Armando Martínez de la Rosa

Sabbath

Cuando el grupo de amigos se dispersa en el terreno de caza porque cada cual parte a su puesto de tiro o se va quedando aquí o allá en la ruta común, es usual desearse buena suerte. Es asunto de cortesía.

Me he preguntado muchas veces: ¿existe la suerte en la caza? Y más: ¿existe la suerte en la vida?

Si entendemos la suerte, buena o mala, como un encadenamiento de acontecimientos que llevan a un resultado fortuito, azaroso, significa que el resultado es ajeno a nuestra voluntad, que no requería de un trabajo, un esfuerzo previo de nuestra parte. O en todo caso, un esfuerzo ínfimo, como quien compra boleto de una rifa y obtiene el premio. ¿Qué tan larga debe ser la cadena de acontecimientos para ganar, por ejemplo, el primer premio del sorteo Melate? La última vez que me enteré de una cifra de probabilidades de ganarlo, la proporción era de una entre 7 millones. Y no hay que hace nada más que comprar una hojita y escribir ciertos números.

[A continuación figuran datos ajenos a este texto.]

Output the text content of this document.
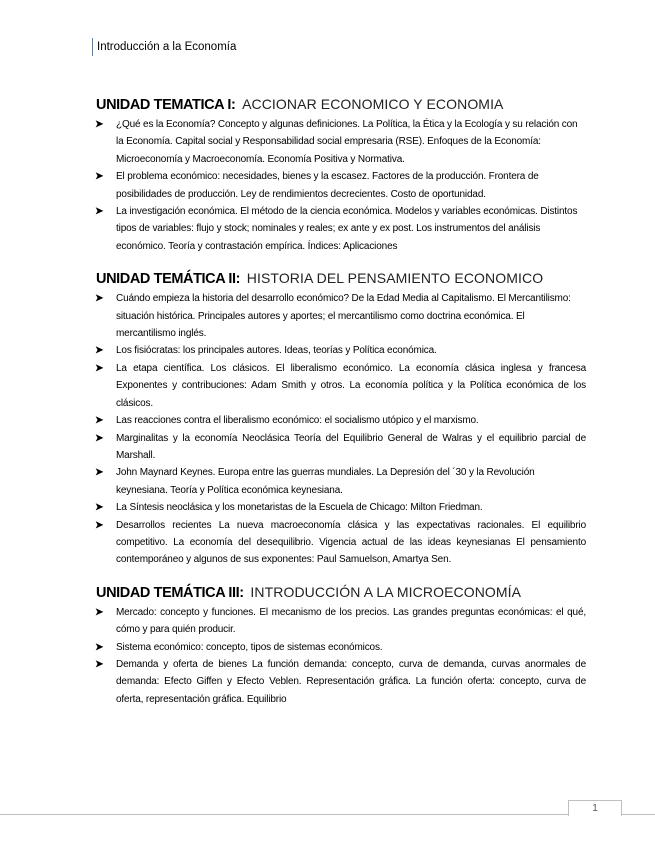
Introducción a la Economía
UNIDAD TEMATICA I: ACCIONAR ECONOMICO Y ECONOMIA
➤ ¿Qué es la Economía? Concepto y algunas definiciones. La Política, la Ética y la Ecología y su relación con la Economía. Capital social y Responsabilidad social empresaria (RSE). Enfoques de la Economía: Microeconomía y Macroeconomía. Economía Positiva y Normativa.
➤ El problema económico: necesidades, bienes y la escasez. Factores de la producción. Frontera de posibilidades de producción. Ley de rendimientos decrecientes. Costo de oportunidad.
➤ La investigación económica. El método de la ciencia económica. Modelos y variables económicas. Distintos tipos de variables: flujo y stock; nominales y reales; ex ante y ex post. Los instrumentos del análisis económico. Teoría y contrastación empírica. Índices: Aplicaciones
UNIDAD TEMÁTICA II: HISTORIA DEL PENSAMIENTO ECONOMICO
➤ Cuándo empieza la historia del desarrollo económico? De la Edad Media al Capitalismo. El Mercantilismo: situación histórica. Principales autores y aportes; el mercantilismo como doctrina económica. El mercantilismo inglés.
➤ Los fisiócratas: los principales autores. Ideas, teorías y Política económica.
➤ La etapa científica. Los clásicos. El liberalismo económico. La economía clásica inglesa y francesa Exponentes y contribuciones: Adam Smith y otros. La economía política y la Política económica de los clásicos.
➤ Las reacciones contra el liberalismo económico: el socialismo utópico y el marxismo.
➤ Marginalitas y la economía Neoclásica Teoría del Equilibrio General de Walras y el equilibrio parcial de Marshall.
➤ John Maynard Keynes. Europa entre las guerras mundiales. La Depresión del ´30 y la Revolución keynesiana. Teoría y Política económica keynesiana.
➤ La Síntesis neoclásica y los monetaristas de la Escuela de Chicago: Milton Friedman.
➤ Desarrollos recientes La nueva macroeconomía clásica y las expectativas racionales. El equilibrio competitivo. La economía del desequilibrio. Vigencia actual de las ideas keynesianas El pensamiento contemporáneo y algunos de sus exponentes: Paul Samuelson, Amartya Sen.
UNIDAD TEMÁTICA III: INTRODUCCIÓN A LA MICROECONOMÍA
➤ Mercado: concepto y funciones. El mecanismo de los precios. Las grandes preguntas económicas: el qué, cómo y para quién producir.
➤ Sistema económico: concepto, tipos de sistemas económicos.
➤ Demanda y oferta de bienes La función demanda: concepto, curva de demanda, curvas anormales de demanda: Efecto Giffen y Efecto Veblen. Representación gráfica. La función oferta: concepto, curva de oferta, representación gráfica. Equilibrio
1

La caza no es así. Implica un esfuerzo físico, mental, anímico y económico, además de conocimientos, planeación y una deliberada voluntad de estar cazando. Tales acciones sólo las desarrollan los cazadores de cepa.

Hay quienes imaginan que el cazador se sube a su camioneta, llega al campo, se baja del vehículo y voltea a ver dónde está el venado, le dispara, lo recoge y lo trae a su casa. Si así fuera, la cinegética sería una de las actividades más aburridas del mundo.

-¿Ya están los mojos en privanza?- pregunta el cazador a su amigo campesino que lo acompaña en la aventura.

El mojo es un árbol que da una fruta casi redonda del tamaño de un tomate de milpa o un poco más grande. En temporada de privanza, muchos animales, entre ellos los ciervos, acuden a comer la drupa que cae al suelo o, en el caso de las aves, lo toman de las ramas, y algunos mamíferos como los tejones y las ardillas trepan el gigantesco vegetal para comer las bayas.

Como hay cientos de mojos en un área determinada, hay que comprobar por las huellas que el ciervo o el jabalí acuden a comer a tal área. Buscar los rastros implica largas caminatas previas para recabar información. Lo mismo sucede con los aguajes. No a todos bajan los bichos a beber. Si llegan, puede ser en la mañana, a mediodía, en la tarde, temprano de noche o ya avanzada la madrugada. Los venados no tienen horario. Nunca he cazado uno que lleve reloj. Hay que descifrar el tiempo de las pisadas por su frescura. Nada fácil.

Luego se ha de esperar largas horas, en silencio, casi nulo movimiento, en un sitio incómodo, agreste. He pasado mucho tiempo al acecho para regresar con las manos vacías una y otra vez. Ocasiones ha habido -pocas, las menos- en que 2 horas después de ubicarme en el puesto de tiro he abatido un ciervo. ¿Suerte? No. Estar ahí en el momento adecuado tiene detrás mucho trabajo, planeación y voluntad, ganas, pasión por la caza. Sí, el tirador va por la deliciosa carne de los animales silvestres, magra, limpia, no contaminada, orgánica, como ahora se le llama. Pero no sólo por la carne. Va sobre todo por la sensación única e incomparable con otras que genera el hecho de estar cazando, un rito ancestral que nos viene de los genes que algunos tenemos todavía activos y que engendran una pasión.

No, no hay suerte, hay esfuerzo, grande, prolongado, que desconocen aquellos que en la ciudad le dicen ingenuamente al cazador: “A’i t’encargo una piernita de venado cuando vayas”. ¡Ojalá estuvieran ahí cuando hay que bajar un ciervo de 60 kilos desde lo alto del cerro hasta la camioneta! Ya los viera.